Now I lay my computer down and just set the board on top of the chassis, supported by the motherboard box. I move the power cables over. I move the GT 220 over and plug the HDMI in. I use some RAM of mine I had extra (part of the 8GB DDR2-800 I got for $90 back in the day)

I hit the power button with a screwdriver…. Fans spin up, C&Q is bumping the CPU fan, but….      nothing.

So at this point I’m guessing the E7200 is the problem.

I have made arrangements with a [H]ard|Forum member to purchase his E6750, I will soon try that and report back. I have taken some Ibuprofen for the headache.   :P

Until next time!

-LightningCrash

Some hot deals are the beginning of headaches…

Tuesday, December 15th, 2009

So I scored a Core 2 Duo E7200 processor for $30.

I place the chip in my D975XBX, and the system doesn’t boot.

I put my old processor back in, and two pushpins on my heatsink break.

So I bundle up the wife and kids and run out to buy a new heatsink at Bestbuy. The heatsink does not make contact with the chip when attached. I don’t know what the crap was wrong with it, I tried it several different times, different directions until I finally realized it uses the same pin setup as my old heatsink.

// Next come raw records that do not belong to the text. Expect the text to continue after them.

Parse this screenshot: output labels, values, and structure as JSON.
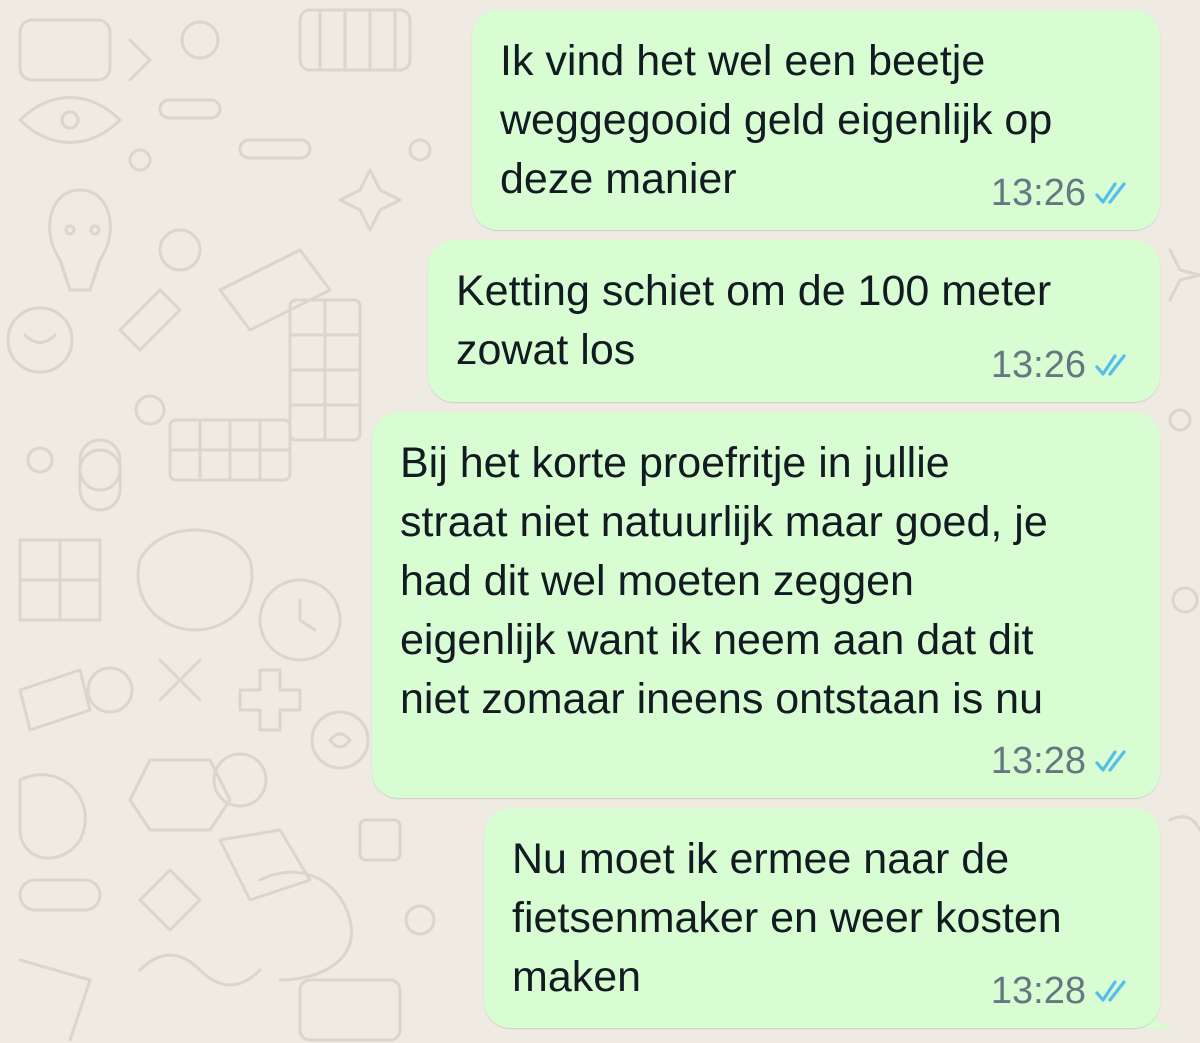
{
  "theme": {
    "background": "#efeae2",
    "bubble_outgoing": "#d9fdd3",
    "read_tick_color": "#53bdeb",
    "meta_color": "#667781"
  },
  "messages": [
    {
      "text": "Ik vind het wel een beetje\nweggegooid geld eigenlijk op\ndeze manier",
      "time": "13:26",
      "status_icon": "double-check-read-icon"
    },
    {
      "text": "Ketting schiet om de 100 meter\nzowat los",
      "time": "13:26",
      "status_icon": "double-check-read-icon"
    },
    {
      "text": "Bij het korte proefritje in jullie\nstraat niet natuurlijk maar goed, je\nhad dit wel moeten zeggen\neigenlijk want ik neem aan dat dit\nniet zomaar ineens ontstaan is nu",
      "time": "13:28",
      "status_icon": "double-check-read-icon"
    },
    {
      "text": "Nu moet ik ermee naar de\nfietsenmaker en weer kosten\nmaken",
      "time": "13:28",
      "status_icon": "double-check-read-icon"
    }
  ]
}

So I pull two pushpins from the new heatsink to replace the broken ones on the old heatsink. One more pushpin is on its way to breaking, so I replace it too. I plop down on my laptop and look up my board revision’s C2D support. Well, I’m at revision 302 and I need 303 or 304 to be C2D-compatible at all. Even then, only the E6xxx series seem to work (and some E4xxx series). Definitely no E7200.

So I put the old CPU (a Pentium D 950) back into the unit and get it all seated. System boots up and I’m back up.

At least I’m right back where I started, and it only cost me $60 to not go anywhere.

:P

-LightningCrash

Forking in xargs

Tuesday, December 15th, 2009

xargs is probably one of the most useful CLI tools in Unix/Linux.

Many people just forget that xargs can fork processes, to multithread an otherwise slow operation.

If you have a directory full of WAV files you want to encode and a quad core, fork that.

ls *.wav|xargs -n1 -P4 -i lame -h {} {}.mp3

rename ‘s/\.wav//g’ *.mp3

The -P option is for the maximum number of processes. The -n option is to limit to 1 argument per xargs call.  The -i option gives us the {} substitution. Xargs will substitute the filename for {}. This means we get an output file called blah.wav.mp3, so I added the Perl utils rename step.

xargs has many uses with forking, and you could probably even use a VAAPI-enabled mencoder to transcode a whole directory of files this way.

Just don’t fork yourself or you’ll go blind.

Until next time!

-LightningCrash

GPS Phones and Telco Logging Infrastructure

Tuesday, December 15th, 2009

This is an extension of a post I made on a gun forum. Someone had asked the feasibility of the infrastructure required to store iPhone user’s GPS coordinates. They threw out the number of 30M iPhones.

It would really be the next logical step in police data collection. Take a warrant for arrest, pull phone records for $30, intercept the guy on his way home from his dealer’s house.
This wouldn’t be a burden placed upon the police, or even the NSA. It would be a money-maker for the telcos.
Lat/Lon can be packed as a 32-bit integer, unix timestamp is a 32-bit signed integer. Add in the telephone number and we’ll just call it 128 bits per reading.
Minutes in a day, 1440, so 1440×128 = 184,320 bits. 23,040 bytes per day.
As you can see, data warehousing for this is next to nothing. An 8GB disk could hold 372,827 days worth of GPS readings.
A day’s worth of GPS data for 30M users would be 675GB raw, before decompression and deduplication.
That would be a pretty tall order for a small business, but if you add in a few hundred legal spying data purchases every day, it would pay for itself pretty quickly.

You’d need a small cluster of servers and you would likely need good SAN hardware. They already store more information than this about the calls that you make. They already have the infrastructure in place.

So is it feasible? Yes, without a doubt.